Start from a feature branch, activate the repo-managed environment, and prefer Bloom's supported CLI path while working:
source ./activate <deploy-name>
git switch -c codex/<short-topic>
bloom config doctor
pytest --no-cov tests/test_execution_queue_api.py -q
ruff check bloom_lims testsWhen you are touching runtime behavior, update docs and examples to match the actual Bloom CLI. Older references in historical docs, activation banners, or service-catalog metadata may still mention retired commands like bloom db init; the current CLI help is authoritative.
- docs/architecture.md: implementation structure, runtime layers, persistence, and integration boundaries
- docs/apis.md: route groups, auth model, request/response examples, and messaging boundaries
- docs/gui.md: screens, roles, browser auth flow, and graph/admin behavior
- docs/how-tos.md: practical setup, config, test, and troubleshooting recipes
- docs/becoming_a_discoverable_service.md: how Bloom fits Dayhoff's service catalog and deployment-scoped discovery model
- docs/old_docs/README.md: historical background and retired planning material
These are worth reading for background, but they are not the current contract.

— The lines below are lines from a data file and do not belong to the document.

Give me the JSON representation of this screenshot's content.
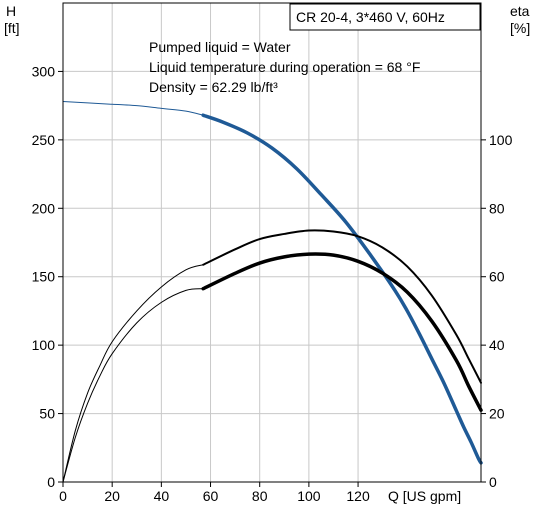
{
  "chart_data": {
    "type": "line",
    "title": "CR 20-4, 3*460 V, 60Hz",
    "annotations": [
      "Pumped liquid = Water",
      "Liquid temperature during operation = 68 °F",
      "Density = 62.29 lb/ft³"
    ],
    "x_axis": {
      "label": "Q [US gpm]",
      "range": [
        0,
        170
      ],
      "ticks": [
        "0",
        "20",
        "40",
        "60",
        "80",
        "100",
        "120"
      ]
    },
    "y_left": {
      "label_top": "H",
      "label_unit": "[ft]",
      "range": [
        0,
        350
      ],
      "ticks": [
        "0",
        "50",
        "100",
        "150",
        "200",
        "250",
        "300"
      ]
    },
    "y_right": {
      "label_top": "eta",
      "label_unit": "[%]",
      "range": [
        0,
        140
      ],
      "ticks": [
        "0",
        "20",
        "40",
        "60",
        "80",
        "100"
      ]
    },
    "series": [
      {
        "axis": "left",
        "color": "#1f5a96",
        "points": [
          [
            0,
            278
          ],
          [
            10,
            277
          ],
          [
            20,
            276
          ],
          [
            30,
            275
          ],
          [
            40,
            273
          ],
          [
            50,
            271
          ],
          [
            57,
            268
          ],
          [
            65,
            263
          ],
          [
            75,
            255
          ],
          [
            85,
            244
          ],
          [
            95,
            229
          ],
          [
            105,
            210
          ],
          [
            115,
            190
          ],
          [
            125,
            166
          ],
          [
            135,
            140
          ],
          [
            140,
            125
          ],
          [
            145,
            108
          ],
          [
            150,
            90
          ],
          [
            155,
            72
          ],
          [
            160,
            52
          ],
          [
            163,
            40
          ],
          [
            166,
            29
          ],
          [
            169,
            17
          ],
          [
            170,
            14
          ]
        ],
        "highlight_range": [
          57,
          170
        ]
      },
      {
        "axis": "right",
        "color": "#000000",
        "points": [
          [
            0,
            0
          ],
          [
            5,
            15
          ],
          [
            10,
            26
          ],
          [
            15,
            34
          ],
          [
            20,
            41
          ],
          [
            30,
            50
          ],
          [
            40,
            57
          ],
          [
            50,
            62
          ],
          [
            57,
            63.5
          ],
          [
            70,
            68
          ],
          [
            80,
            71
          ],
          [
            90,
            72.5
          ],
          [
            100,
            73.5
          ],
          [
            110,
            73.2
          ],
          [
            120,
            71.8
          ],
          [
            130,
            68.5
          ],
          [
            140,
            63
          ],
          [
            150,
            54.5
          ],
          [
            160,
            43
          ],
          [
            165,
            36
          ],
          [
            170,
            29
          ]
        ],
        "highlight_range": [
          57,
          170
        ]
      },
      {
        "axis": "right",
        "color": "#000000",
        "points": [
          [
            0,
            0
          ],
          [
            5,
            13
          ],
          [
            10,
            23
          ],
          [
            15,
            31
          ],
          [
            20,
            37.5
          ],
          [
            30,
            46.5
          ],
          [
            40,
            52.5
          ],
          [
            50,
            56
          ],
          [
            57,
            56.5
          ],
          [
            70,
            61
          ],
          [
            80,
            64
          ],
          [
            90,
            65.8
          ],
          [
            100,
            66.6
          ],
          [
            110,
            66.3
          ],
          [
            120,
            64.5
          ],
          [
            130,
            61
          ],
          [
            140,
            55.5
          ],
          [
            150,
            47
          ],
          [
            160,
            35.5
          ],
          [
            165,
            28
          ],
          [
            170,
            21
          ]
        ],
        "highlight_range": [
          57,
          170
        ]
      }
    ],
    "grid": true,
    "legend": "none"
  }
}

Current code and the docs in this README's navigation section win when they disagree.
- docs/old_docs/README.md: the best map of what is archival versus still conceptually useful.

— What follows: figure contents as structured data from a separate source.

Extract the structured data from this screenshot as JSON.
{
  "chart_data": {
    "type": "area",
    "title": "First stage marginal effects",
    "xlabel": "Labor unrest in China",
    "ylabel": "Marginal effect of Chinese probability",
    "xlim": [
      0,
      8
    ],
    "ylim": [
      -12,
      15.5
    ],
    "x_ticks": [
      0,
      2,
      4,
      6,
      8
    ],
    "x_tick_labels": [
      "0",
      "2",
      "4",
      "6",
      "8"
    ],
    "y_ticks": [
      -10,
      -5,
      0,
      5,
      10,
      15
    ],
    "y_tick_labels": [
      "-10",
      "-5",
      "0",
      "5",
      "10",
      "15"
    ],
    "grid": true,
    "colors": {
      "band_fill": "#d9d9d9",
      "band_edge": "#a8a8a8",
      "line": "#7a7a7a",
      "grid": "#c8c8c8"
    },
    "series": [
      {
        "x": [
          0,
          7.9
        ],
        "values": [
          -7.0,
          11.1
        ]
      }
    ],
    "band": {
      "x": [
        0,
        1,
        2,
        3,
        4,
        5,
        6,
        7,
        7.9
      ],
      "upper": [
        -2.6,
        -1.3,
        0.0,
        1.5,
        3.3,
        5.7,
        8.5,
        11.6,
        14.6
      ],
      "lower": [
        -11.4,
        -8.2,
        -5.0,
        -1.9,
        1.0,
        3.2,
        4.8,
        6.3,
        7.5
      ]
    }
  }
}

- docs/old_docs/material_transfer_algebra_and_execution_envelope_constitution.md: the strongest articulation of Bloom's material-primitive worldview.
- docs/old_docs/ATLAS_BLOOM_CONTRACT_TESTS.md: good historical framing for Atlas-to-Bloom contract expectations.
- docs/old_docs/tapdb_mount_completion_report.md: useful context for why TapDB admin is embedded inside Bloom.
- docs/old_docs/bloom_final_completion_report.md: explains the queue-centric shift and the retirement of older workflow/workset product surfaces.
- docs/old_docs/SEARCH_V2.md: background on the unified search direction that the current code now implements under
/api/v1/search/v2.
- Bloom: the service in this repo; authoritative for material primitives, lineage, and related queue/runtime state.
- Dayhoff: the deployment control plane that pins repos, activates them, starts services, and checks readiness.
- TapDB: the shared runtime/database layer Bloom delegates to for namespaced config, DB lifecycle, and the mounted admin app.
- daycog / daylily-auth-cognito: the shared Cognito library and CLI Bloom uses for browser auth and shared pool/app lifecycle.
- Atlas: the order, intake, and accession-oriented service that exchanges external references and status information with Bloom.
- Dewey: the artifact-oriented service Bloom calls when it needs to register or refer to analysis/storage outputs.
- Ursa: an adjacent Dayhoff service with its own integration gate in Bloom's RBAC/group model.
- Zebra Day: the label-printing service Bloom uses for printer discovery and print-job submission.
- material primitive: a lowest-level material record Bloom treats as first-class state, such as a specimen, sample, reagent, or container-backed material instance.
- lineage: the directed parent/child relationship graph that explains derivation, transfer, or containment history.
- queue runtime: the queue-centric beta execution surface Bloom exposes for current operator workflows.
- deployment-scoped config: config whose file path and runtime identity include the deploy name, such as
~/.config/bloom-<deploy>/.... - template pack: the collection of template-backed definitions that describe which object categories, types, and subtypes may be created.
- instance: a concrete EUID-backed object created from a template or direct object-creation path.
- workset / workflow: older Bloom concepts that still exist historically in-repo but are not mounted as supported product API/GUI surfaces today.
- Hosted UI: Cognito's browser-facing login/logout flow used by Bloom's GUI session path.
- discoverable service: a service that follows Dayhoff's activation, bootstrap, start, and readiness conventions so the deployment bundle can locate and run it consistently.